Ainsi, on peut saisir l’objectif de tout le raisonnement, complexe dans ses articulations. Le lecteur a compris où Nietzsche veut en venir : révéler que la science repose sur une croyance métaphysique. Si la morale fait passer du côté de la métaphysique et si la science est morale (ou si la croyance dans la science suppose la volonté de vérité inconditionnelle), alors la science est une croyance métaphysique. 
Mais cette thèse n’est que la moitié de la conclusion. Il s’agit, en effet, de répondre à l’énigme initiale : comment être encore pieux, après la mort de Dieu ou, simplement, comment sommes-nous pieux alors que nous vivons à l’âge de la science ? La réponse est désormais facile à entendre.
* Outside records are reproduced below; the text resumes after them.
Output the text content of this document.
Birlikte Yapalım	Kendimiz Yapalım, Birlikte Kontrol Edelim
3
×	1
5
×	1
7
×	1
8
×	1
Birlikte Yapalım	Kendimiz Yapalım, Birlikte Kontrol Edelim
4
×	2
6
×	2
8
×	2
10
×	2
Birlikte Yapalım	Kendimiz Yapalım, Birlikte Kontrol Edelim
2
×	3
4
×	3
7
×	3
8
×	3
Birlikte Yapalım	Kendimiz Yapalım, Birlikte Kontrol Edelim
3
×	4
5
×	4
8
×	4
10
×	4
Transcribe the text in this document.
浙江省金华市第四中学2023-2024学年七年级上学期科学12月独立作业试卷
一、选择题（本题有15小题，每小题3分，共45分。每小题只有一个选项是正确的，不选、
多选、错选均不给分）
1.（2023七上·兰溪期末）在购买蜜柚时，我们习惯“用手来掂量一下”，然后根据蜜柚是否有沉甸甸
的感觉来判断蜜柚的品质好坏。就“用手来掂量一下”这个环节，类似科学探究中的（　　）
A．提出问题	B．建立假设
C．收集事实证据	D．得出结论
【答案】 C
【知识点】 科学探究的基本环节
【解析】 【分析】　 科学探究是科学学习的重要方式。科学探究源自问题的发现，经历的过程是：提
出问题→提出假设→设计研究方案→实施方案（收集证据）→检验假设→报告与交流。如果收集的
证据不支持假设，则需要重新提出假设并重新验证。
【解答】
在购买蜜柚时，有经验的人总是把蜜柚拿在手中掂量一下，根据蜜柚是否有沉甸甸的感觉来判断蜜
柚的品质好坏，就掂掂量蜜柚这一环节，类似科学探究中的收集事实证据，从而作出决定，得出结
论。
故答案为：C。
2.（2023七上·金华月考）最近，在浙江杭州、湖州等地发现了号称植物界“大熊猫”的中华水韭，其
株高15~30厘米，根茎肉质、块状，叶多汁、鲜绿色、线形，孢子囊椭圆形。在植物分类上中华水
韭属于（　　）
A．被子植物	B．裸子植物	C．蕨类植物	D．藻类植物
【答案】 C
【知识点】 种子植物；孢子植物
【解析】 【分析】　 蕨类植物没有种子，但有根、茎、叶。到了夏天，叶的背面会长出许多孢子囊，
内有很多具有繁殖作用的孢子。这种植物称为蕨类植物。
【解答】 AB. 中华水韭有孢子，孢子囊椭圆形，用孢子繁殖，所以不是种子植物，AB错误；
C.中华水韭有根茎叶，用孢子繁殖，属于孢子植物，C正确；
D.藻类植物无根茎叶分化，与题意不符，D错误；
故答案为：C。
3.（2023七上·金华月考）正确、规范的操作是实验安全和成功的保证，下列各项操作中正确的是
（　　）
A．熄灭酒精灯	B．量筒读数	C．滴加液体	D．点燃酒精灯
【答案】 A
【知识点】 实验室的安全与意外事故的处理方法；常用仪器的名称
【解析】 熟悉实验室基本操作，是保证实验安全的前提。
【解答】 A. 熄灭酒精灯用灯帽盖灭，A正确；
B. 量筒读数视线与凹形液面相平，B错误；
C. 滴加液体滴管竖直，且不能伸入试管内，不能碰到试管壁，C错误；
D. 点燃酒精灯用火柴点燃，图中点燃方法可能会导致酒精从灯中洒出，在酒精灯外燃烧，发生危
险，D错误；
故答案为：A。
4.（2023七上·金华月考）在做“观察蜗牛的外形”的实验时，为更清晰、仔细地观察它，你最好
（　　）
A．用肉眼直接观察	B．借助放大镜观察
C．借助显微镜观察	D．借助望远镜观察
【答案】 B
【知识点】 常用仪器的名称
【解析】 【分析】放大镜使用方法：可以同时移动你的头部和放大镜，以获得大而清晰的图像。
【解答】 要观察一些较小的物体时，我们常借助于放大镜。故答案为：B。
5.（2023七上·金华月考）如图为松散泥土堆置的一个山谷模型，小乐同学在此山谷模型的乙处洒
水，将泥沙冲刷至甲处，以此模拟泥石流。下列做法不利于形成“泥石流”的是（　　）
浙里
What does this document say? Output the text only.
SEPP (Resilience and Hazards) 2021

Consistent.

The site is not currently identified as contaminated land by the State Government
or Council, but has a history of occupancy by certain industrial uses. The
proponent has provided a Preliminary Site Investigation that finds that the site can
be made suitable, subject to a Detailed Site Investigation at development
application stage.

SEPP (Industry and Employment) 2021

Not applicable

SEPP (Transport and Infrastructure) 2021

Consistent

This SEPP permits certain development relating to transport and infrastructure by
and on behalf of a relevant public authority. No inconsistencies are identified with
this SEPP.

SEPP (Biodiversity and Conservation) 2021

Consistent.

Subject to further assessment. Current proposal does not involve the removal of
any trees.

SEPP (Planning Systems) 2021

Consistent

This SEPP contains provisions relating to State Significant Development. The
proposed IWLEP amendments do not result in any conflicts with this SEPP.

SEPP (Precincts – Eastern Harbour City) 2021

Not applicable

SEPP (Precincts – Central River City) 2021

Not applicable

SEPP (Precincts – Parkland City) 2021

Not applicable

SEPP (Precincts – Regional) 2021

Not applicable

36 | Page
Alors qu’ils ne jurent que par la science qui abjure la foi religieuse et prétend avoir rompu avec la métaphysique, alors qu’ils sont sans-dieu et anti-métaphysiciens, esprits « positifs », les hommes de la connaissance d’aujourd’hui continuent (mais Nietzsche emploie encore le pronom de la première personne du pluriel) « d’emprunter notre feu aussi à l’incendie qu’a allumé une croyance millénaire, cette croyance chrétienne, qui était aussi la croyance de Platon, que Dieu est la vérité, que la vérité est divine… ». Autrement dit, même quand elle est la moins métaphysique, quand le système des lois de la nature ne s’appuie plus sur l’hypothèse de Dieu, la physique est encore métaphysique et/ou morale par la volonté de vérité inconditionnelle et donc par la foi en un autre monde. Le positiviste est un métaphysicien qui s’ignore, un théologien masqué[14]. Par métaphysique, il faut entendre ici la « divinisation platonico-chrétienne de la vérité »[15] de telle sorte que la métaphysique c’est aussi bien la divinisation de Dieu comme la vérité (je suis la voie, la vérité, la vie) ou de la vérité comme divine (Platon). Est métaphysique toute pensée qui pose un monde vrai en soi au-delà des apparences, nécessaire pour un certain type d’hommes. Le christianisme, un « platonisme pour le peuple » dit la préface de Par delà le bien et le mal[16]. C’est une métaphysique simplifiée mais dont la simplification permet de dégager le motif profond de la métaphysique : le besoin de croire en un autre monde exempt de souffrance. Le platonisme est l’esprit incarné de la métaphysique : la croyance à l’antinomie des valeurs (sensible/intelligible, doxa/épistèmè), l’éternisation de l’être et la haine du devenir — « Platon est lâche devant la réalité – par conséquent il se réfugie dans l’idéal »[17] — l’idéal de vérité et l’ascétisme moral[18]. Donc les esprits scientifiques positifs prolongent sans le savoir la volonté de vengeance à l’égard du monde et de la vie, commencée avec Platon et popularisée avec le christianisme : dualisme et ascétisme vont de pair. On peut aussi bien parler de morale dualiste que de métaphysique ascétique, de morale ascétique que de métaphysique dualiste.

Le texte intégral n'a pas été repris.